August 2, 2012 (KHARTOUM) - Sudan’s Justice minister formed a fact finding committee to investigate the killing of students who peacefully protested two days ago against the government in Nyala, capital of South Darfur.
The Sudanese authorities said eight high school students were killed by the police during a protest on 31 July, as the activists speak about 13 victims. It was the first time in Darfur that students take the street since the start of demonstrations in the country.
University students and youth organised protests in different regions in Sudan after the implementation, last June, of an austerity plan scrapping subsidies of fuel and commodities, but the police avoided killing protesters.
The Minister of Justice Mohamed Bushara Dosa, on Thursday, appointed a five member committee to investigate the events of 31 July in Nyala. The panel is chaired by Sudan’s Attorney General Omer Ahmed Mohamed and includes four counsellors.
The ministerial decree ordered the committee to submit its findings within two weeks to the minister. Besides the investigation, the committee is tasked also with prosecuting the complaints and bringing the criminal action before the competent courts.
Amnesty International (AI) on Thursday called on the Sudanese security forces to stop shooting protesters with live ammunition.
The London based group said Nyala Public Hospital confirmed the wounds of the bodies admitted to the morgue "were consistent with those caused by 5.56mm and 7.62mm automatic rifles".

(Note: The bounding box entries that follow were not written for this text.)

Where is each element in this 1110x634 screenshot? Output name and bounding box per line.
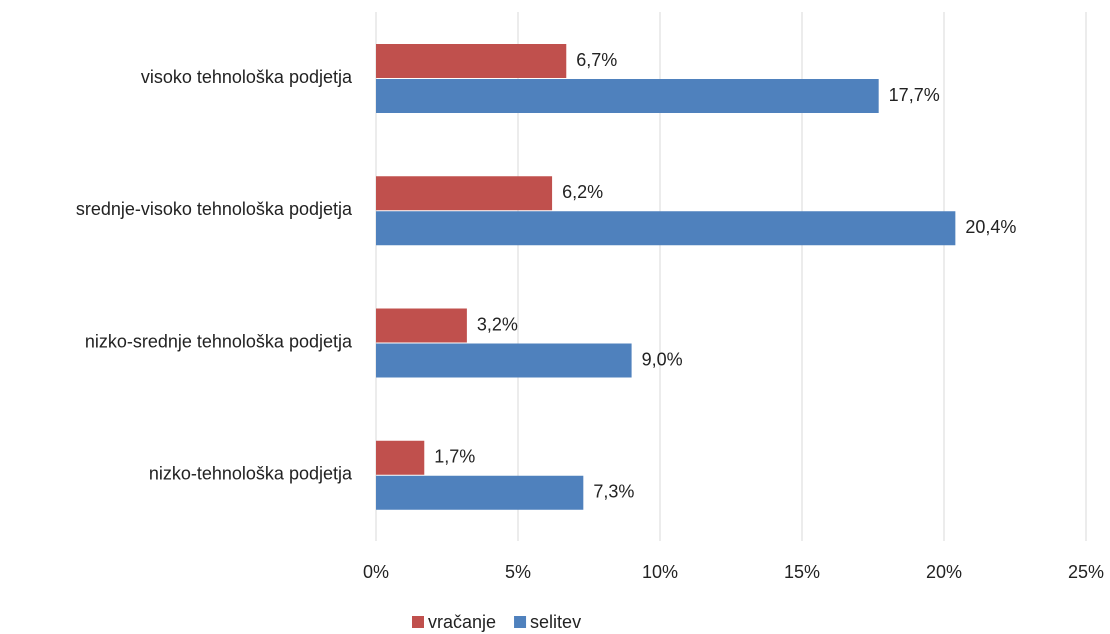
x-tick-label: 20% (926, 562, 962, 582)
bar (376, 176, 553, 211)
y-tick-label: visoko tehnološka podjetja (141, 67, 353, 87)
x-tick-label: 0% (363, 562, 389, 582)
data-label: 6,7% (576, 50, 617, 70)
legend-label: vračanje (428, 612, 496, 632)
y-tick-label: nizko-srednje tehnološka podjetja (85, 331, 353, 351)
data-label: 7,3% (593, 482, 634, 502)
bar (376, 308, 467, 343)
bar (376, 211, 956, 246)
x-tick-label: 5% (505, 562, 531, 582)
bar (376, 44, 567, 78)
x-tick-label: 10% (642, 562, 678, 582)
data-label: 9,0% (642, 349, 683, 369)
x-tick-label: 15% (784, 562, 820, 582)
x-tick-label: 25% (1068, 562, 1104, 582)
legend-swatch (514, 616, 527, 628)
bar (376, 440, 425, 475)
bar (376, 343, 632, 378)
data-label: 1,7% (434, 447, 475, 467)
data-label: 20,4% (965, 217, 1016, 237)
legend-swatch (412, 616, 424, 628)
y-tick-label: srednje-visoko tehnološka podjetja (76, 199, 353, 219)
data-label: 17,7% (889, 85, 940, 105)
legend-label: selitev (530, 612, 581, 632)
data-label: 6,2% (562, 182, 603, 202)
y-tick-label: nizko-tehnološka podjetja (149, 464, 353, 484)
bar (376, 475, 584, 510)
bar (376, 79, 879, 113)
data-label: 3,2% (477, 314, 518, 334)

"Any individual members of the security forces involved in the events that caused this bloodbath must be suspended immediately, "said Paule Rigaud, AI’s Africa program director.
On Wednesday, Sudanese vice-president Al-Haj Adam Youssef accused the supporters of rebel groups of "inciting their children to rally in Nyala and carry out acts of sabotage".
Interior minister Ibrahim Mahmoud Hamid yesterday formed three committees to investigate the killing of Nyal high school students. The first has to identify the reasons that led the police to firing live bullets.
The two other panels have to probe the reasons of the demonstrations and to assess the damages inflected to private and public properties.